I'm trying to replace an expired self-signed SSL certificate on my Exchange server. I created a new certificate with selfssl, but when I try to add a new public folder I get an error telling me that "the ssl certificate server name is incorrect."
I suspect the reason for this is that my server's public FQDN and its internal name are not the same (obviously), so when I'm managing the server locally I get this error. To be specific, I get this error when I try to add a new public folder from the server itself (via remote desktop). Clients on my LAN can access OWA on the server just fine (besides my browser warning me that the certificate is self-signed, which is to be expected). On my LAN, my public FQDN properly resolves to the machine's internal LAN IP address.
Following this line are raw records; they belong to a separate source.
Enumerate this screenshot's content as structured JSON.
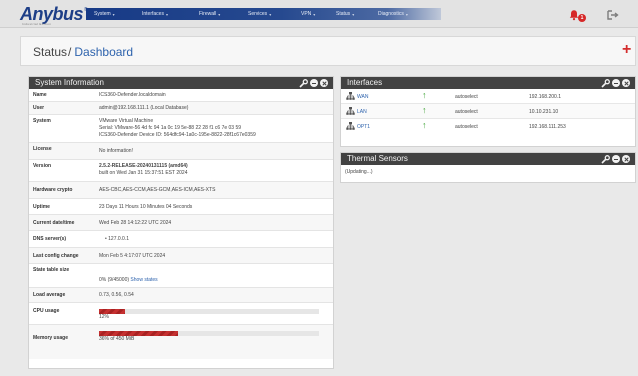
{
  "brand": {
    "logo_text": "Anybus",
    "logo_reg": "®",
    "logo_sub": "Industrial Edition"
  },
  "nav": {
    "items": [
      {
        "label": "System",
        "caret": "▾"
      },
      {
        "label": "Interfaces",
        "caret": "▾"
      },
      {
        "label": "Firewall",
        "caret": "▾"
      },
      {
        "label": "Services",
        "caret": "▾"
      },
      {
        "label": "VPN",
        "caret": "▾"
      },
      {
        "label": "Status",
        "caret": "▾"
      },
      {
        "label": "Diagnostics",
        "caret": "▾"
      }
    ],
    "notification_count": "1"
  },
  "breadcrumb": {
    "section": "Status",
    "separator": "/",
    "page": "Dashboard",
    "add_label": "+"
  },
  "system_info": {
    "title": "System Information",
    "rows": [
      {
        "label": "Name",
        "lines": [
          "ICS360-Defender.localdomain"
        ]
      },
      {
        "label": "User",
        "lines": [
          "admin@192.168.111.1 (Local Database)"
        ]
      },
      {
        "label": "System",
        "lines": [
          "VMware Virtual Machine",
          "Serial: VMware-56 4d fc 94 1a 0c 19 5e-88 22 28 f1 c6 7e 03 59",
          "ICS360-Defender Device ID: 564dfc94-1a0c-195e-8822-28f1c67e0359"
        ]
      },
      {
        "label": "License",
        "lines": [
          "No information!"
        ]
      },
      {
        "label": "Version",
        "lines": [
          "2.5.2-RELEASE-20240131115 (amd64)",
          "built on Wed Jan 31 15:37:51 EST 2024"
        ]
      },
      {
        "label": "Hardware crypto",
        "lines": [
          "AES-CBC,AES-CCM,AES-GCM,AES-ICM,AES-XTS"
        ]
      },
      {
        "label": "Uptime",
        "lines": [
          "23 Days 11 Hours 10 Minutes 04 Seconds"
        ]
      },
      {
        "label": "Current date/time",
        "lines": [
          "Wed Feb 28 14:12:22 UTC 2024"
        ]
      },
      {
        "label": "DNS server(s)",
        "lines": [
          "• 127.0.0.1"
        ]
      },
      {
        "label": "Last config change",
        "lines": [
          "Mon Feb 5 4:17:07 UTC 2024"
        ]
      }
    ],
    "state_table": {
      "label": "State table size",
      "value": "0% (9/45000)",
      "link": "Show states"
    },
    "load_average": {
      "label": "Load average",
      "value": "0.73, 0.56, 0.54"
    },
    "cpu": {
      "label": "CPU usage",
      "percent": 12,
      "text": "12%"
    },
    "memory": {
      "label": "Memory usage",
      "percent": 36,
      "text": "36% of 450 MiB"
    }
  },
  "interfaces": {
    "title": "Interfaces",
    "rows": [
      {
        "name": "WAN",
        "status": "↑",
        "media": "autoselect",
        "ip": "192.168.200.1"
      },
      {
        "name": "LAN",
        "status": "↑",
        "media": "autoselect",
        "ip": "10.10.231.10"
      },
      {
        "name": "OPT1",
        "status": "↑",
        "media": "autoselect",
        "ip": "192.168.111.253"
      }
    ]
  },
  "thermal": {
    "title": "Thermal Sensors",
    "status": "(Updating...)"
  },
  "colors": {
    "brand_blue": "#1d3e87",
    "link_blue": "#2e63ad",
    "panel_header": "#424242",
    "usage_red": "#c53030",
    "status_green": "#3fa336",
    "alert_red": "#d62828"
  }
}
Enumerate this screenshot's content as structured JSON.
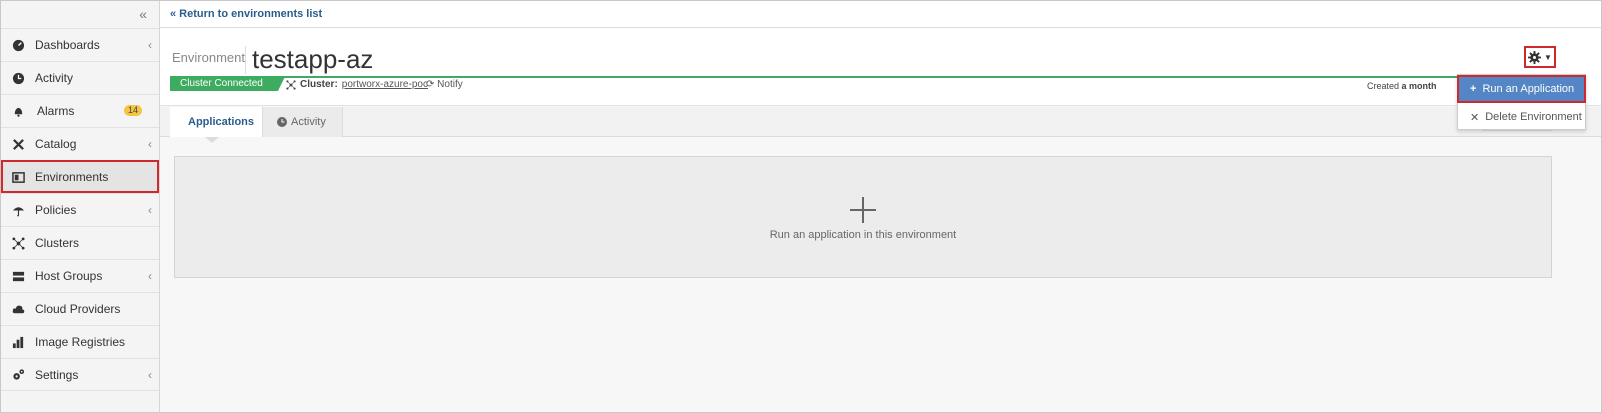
{
  "sidebar": {
    "collapse_glyph": "«",
    "items": [
      {
        "label": "Dashboards",
        "icon": "dashboard-icon",
        "chevron": "‹"
      },
      {
        "label": "Activity",
        "icon": "activity-icon"
      },
      {
        "label": "Alarms",
        "icon": "bell-icon",
        "badge": "14"
      },
      {
        "label": "Catalog",
        "icon": "catalog-icon",
        "chevron": "‹"
      },
      {
        "label": "Environments",
        "icon": "environments-icon",
        "active": true
      },
      {
        "label": "Policies",
        "icon": "umbrella-icon",
        "chevron": "‹"
      },
      {
        "label": "Clusters",
        "icon": "clusters-icon"
      },
      {
        "label": "Host Groups",
        "icon": "server-icon",
        "chevron": "‹"
      },
      {
        "label": "Cloud Providers",
        "icon": "cloud-icon"
      },
      {
        "label": "Image Registries",
        "icon": "registry-icon"
      },
      {
        "label": "Settings",
        "icon": "gears-icon",
        "chevron": "‹"
      }
    ]
  },
  "topbar": {
    "back_link": "« Return to environments list"
  },
  "header": {
    "env_label": "Environment",
    "env_name": "testapp-az",
    "status": "Cluster Connected",
    "cluster_label": "Cluster:",
    "cluster_name": "portworx-azure-poc",
    "notify": "Notify",
    "created_prefix": "Created",
    "created_value": "a month"
  },
  "tabs": [
    {
      "label": "Applications",
      "active": true
    },
    {
      "label": "Activity",
      "active": false
    }
  ],
  "empty_state": {
    "message": "Run an application in this environment"
  },
  "dropdown": {
    "run_label": "Run an Application",
    "delete_label": "Delete Environment"
  },
  "colors": {
    "accent_blue": "#2a5d8c",
    "status_green": "#3eac60",
    "highlight_red": "#d0292b",
    "menu_selected": "#5485c4",
    "badge_yellow": "#f4c542"
  }
}
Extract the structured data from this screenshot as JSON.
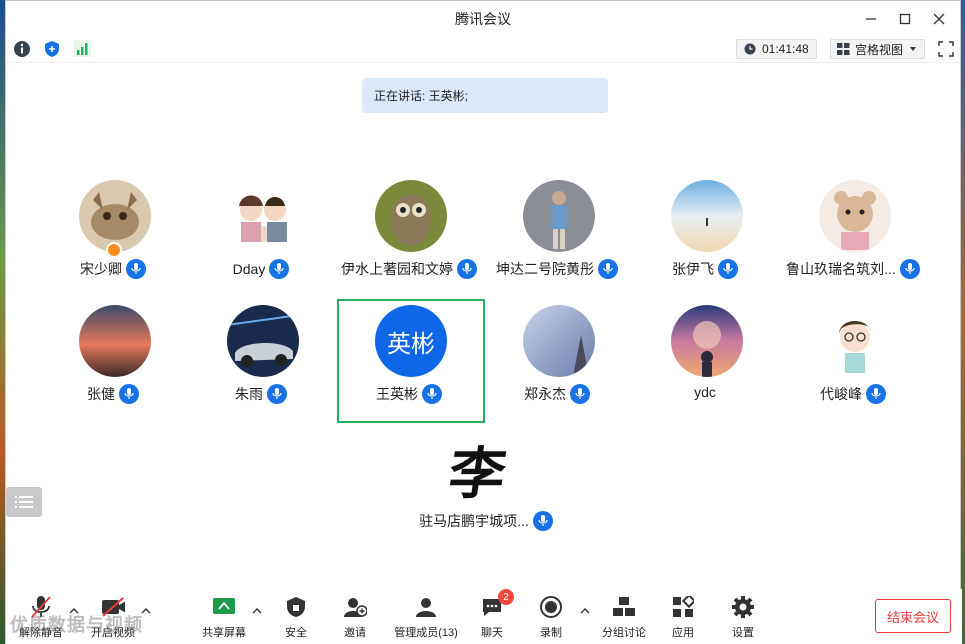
{
  "window": {
    "title": "腾讯会议"
  },
  "toolbar": {
    "timer": "01:41:48",
    "view_label": "宫格视图"
  },
  "speaking": {
    "text": "正在讲话: 王英彬;"
  },
  "participants": [
    {
      "name": "宋少卿",
      "host": true
    },
    {
      "name": "Dday"
    },
    {
      "name": "伊水上著园和文婷"
    },
    {
      "name": "坤达二号院黄彤"
    },
    {
      "name": "张伊飞"
    },
    {
      "name": "鲁山玖瑞名筑刘..."
    },
    {
      "name": "张健"
    },
    {
      "name": "朱雨"
    },
    {
      "name": "王英彬",
      "avatar_text": "英彬"
    },
    {
      "name": "郑永杰"
    },
    {
      "name": "ydc"
    },
    {
      "name": "代峻峰"
    },
    {
      "name": "驻马店鹏宇城项...",
      "avatar_text": "李"
    }
  ],
  "bottom": {
    "unmute": "解除静音",
    "video": "开启视频",
    "share": "共享屏幕",
    "security": "安全",
    "invite": "邀请",
    "members": "管理成员(13)",
    "chat": "聊天",
    "chat_badge": "2",
    "record": "录制",
    "breakout": "分组讨论",
    "apps": "应用",
    "settings": "设置",
    "end": "结束会议"
  },
  "watermark": "优质数据与视频",
  "colors": {
    "accent": "#1672e5",
    "end": "#e83b3b",
    "highlight": "#22b05e"
  }
}
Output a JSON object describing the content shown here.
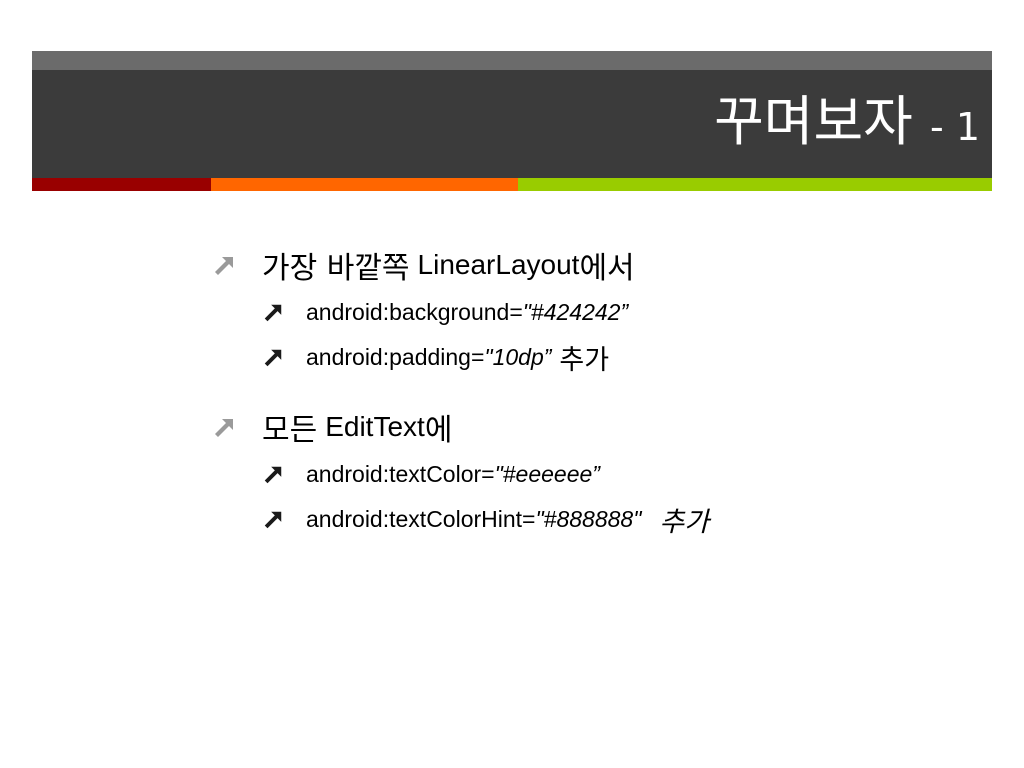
{
  "slide": {
    "title_main": "꾸며보자",
    "title_suffix": "- 1",
    "accent_colors": [
      "#990000",
      "#ff6600",
      "#99cc00"
    ],
    "header_color": "#3b3b3b",
    "header_top_color": "#6b6b6b"
  },
  "bullets": [
    {
      "kr_before": "가장 바깥쪽",
      "text": "LinearLayout",
      "kr_after": "에서",
      "sub": [
        {
          "attr": "android:background=",
          "value": "\"#424242”",
          "suffix": ""
        },
        {
          "attr": "android:padding=",
          "value": "\"10dp”",
          "suffix": "추가"
        }
      ]
    },
    {
      "kr_before": "모든",
      "text": "EditText",
      "kr_after": "에",
      "sub": [
        {
          "attr": "android:textColor=",
          "value": "\"#eeeeee”",
          "suffix": ""
        },
        {
          "attr": "android:textColorHint=",
          "value": "\"#888888\"",
          "suffix": "추가"
        }
      ]
    }
  ]
}
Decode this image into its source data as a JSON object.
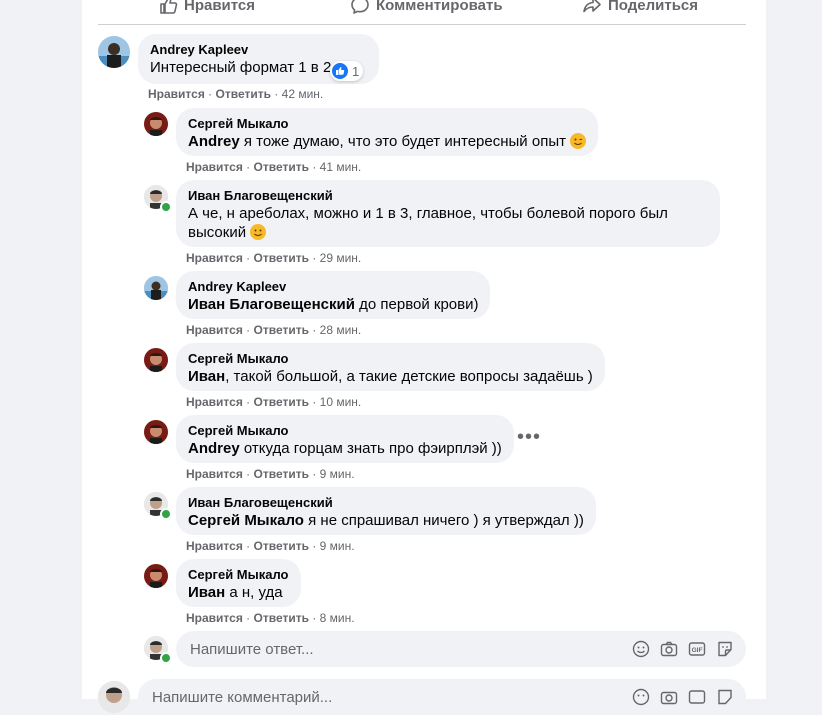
{
  "actions": {
    "like": "Нравится",
    "comment": "Комментировать",
    "share": "Поделиться"
  },
  "main_comment": {
    "author": "Andrey Kapleev",
    "text": "Интересный формат 1 в 2",
    "reaction_count": "1",
    "like": "Нравится",
    "reply": "Ответить",
    "time": "42 мин."
  },
  "replies": [
    {
      "author": "Сергей Мыкало",
      "mention": "Andrey",
      "text": " я тоже думаю, что это будет интересный опыт ",
      "like": "Нравится",
      "reply": "Ответить",
      "time": "41 мин."
    },
    {
      "author": "Иван Благовещенский",
      "mention": "",
      "text": "А че, н ареболах, можно и 1 в 3, главное, чтобы болевой порого был",
      "text2": "высокий ",
      "like": "Нравится",
      "reply": "Ответить",
      "time": "29 мин."
    },
    {
      "author": "Andrey Kapleev",
      "mention": "Иван Благовещенский",
      "text": " до первой крови)",
      "like": "Нравится",
      "reply": "Ответить",
      "time": "28 мин."
    },
    {
      "author": "Сергей Мыкало",
      "mention": "Иван",
      "text": ", такой большой, а такие детские вопросы задаёшь )",
      "like": "Нравится",
      "reply": "Ответить",
      "time": "10 мин."
    },
    {
      "author": "Сергей Мыкало",
      "mention": "Andrey",
      "text": " откуда горцам знать про фэирплэй ))",
      "like": "Нравится",
      "reply": "Ответить",
      "time": "9 мин."
    },
    {
      "author": "Иван Благовещенский",
      "mention": "Сергей Мыкало",
      "text": " я не спрашивал ничего ) я утверждал ))",
      "like": "Нравится",
      "reply": "Ответить",
      "time": "9 мин."
    },
    {
      "author": "Сергей Мыкало",
      "mention": "Иван",
      "text": " а н, уда",
      "like": "Нравится",
      "reply": "Ответить",
      "time": "8 мин."
    }
  ],
  "separator": "·",
  "reply_input": {
    "placeholder": "Напишите ответ..."
  },
  "comment_input": {
    "placeholder": "Напишите комментарий..."
  },
  "colors": {
    "accent": "#1877f2",
    "bubble": "#f0f2f5",
    "online": "#31a24c"
  }
}
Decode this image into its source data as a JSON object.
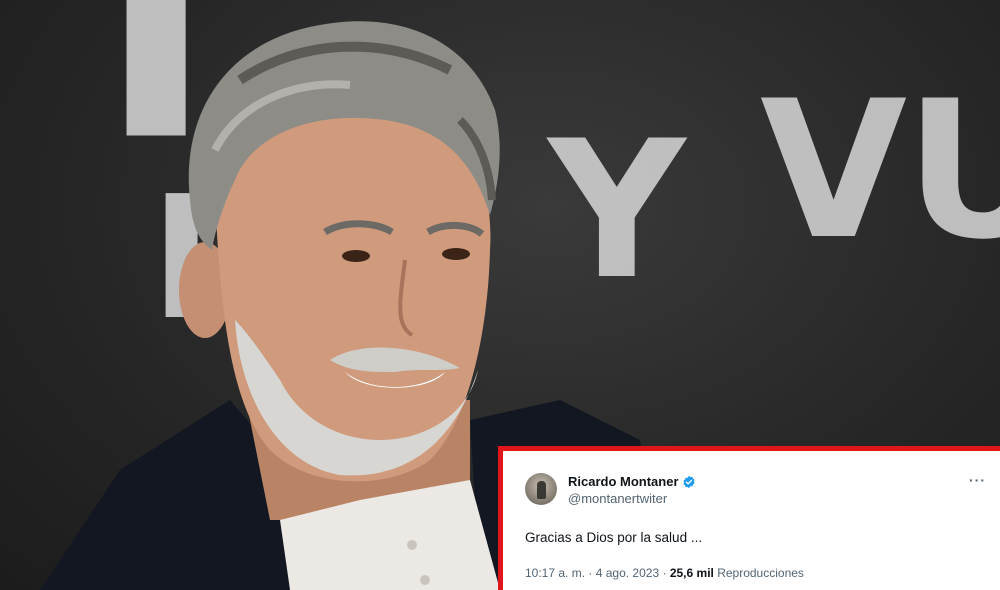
{
  "background": {
    "scene": "smiling-man-portrait",
    "backdrop_letters": [
      "I",
      "Y",
      "V",
      "U"
    ]
  },
  "tweet": {
    "author_name": "Ricardo Montaner",
    "author_handle": "@montanertwiter",
    "verified_icon": "verified-badge-icon",
    "more_icon": "more-options-icon",
    "more_glyph": "···",
    "text": "Gracias a Dios por la salud ...",
    "time": "10:17 a. m.",
    "separator": "·",
    "date": "4 ago. 2023",
    "views_count": "25,6 mil",
    "views_label": "Reproducciones"
  },
  "colors": {
    "frame_red": "#e0161b",
    "verified_blue": "#1d9bf0",
    "text_primary": "#0f1419",
    "text_secondary": "#536471"
  }
}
The previous certificate had a list of 5 or so names (localhost, mail.mydomain.com, mail.mydomain.local, mail, etc.) in the "issuer" field. My question can be solved by providing me with one of two pieces of information:
How do I create a certificate with more than one CN value? The obvious solution of passing more than one to selfssl doesn't seem to work. I'm not going to be convinced to buy a UC certificate because "well, Exchange requires this weird thing, just buy it and everything will be okay." It must be possible to sign a certificate that will work for this using OpenSSL or etc.
It seems very odd to me that I should need a certificate with anything other than my FQDN. Is there some way to make Exchange behave in a sane way, without needing a certificate with SAN? This is by far my preferred solution.
This server is running Small Business Server 2003, and Exchange Server 2003 SP2.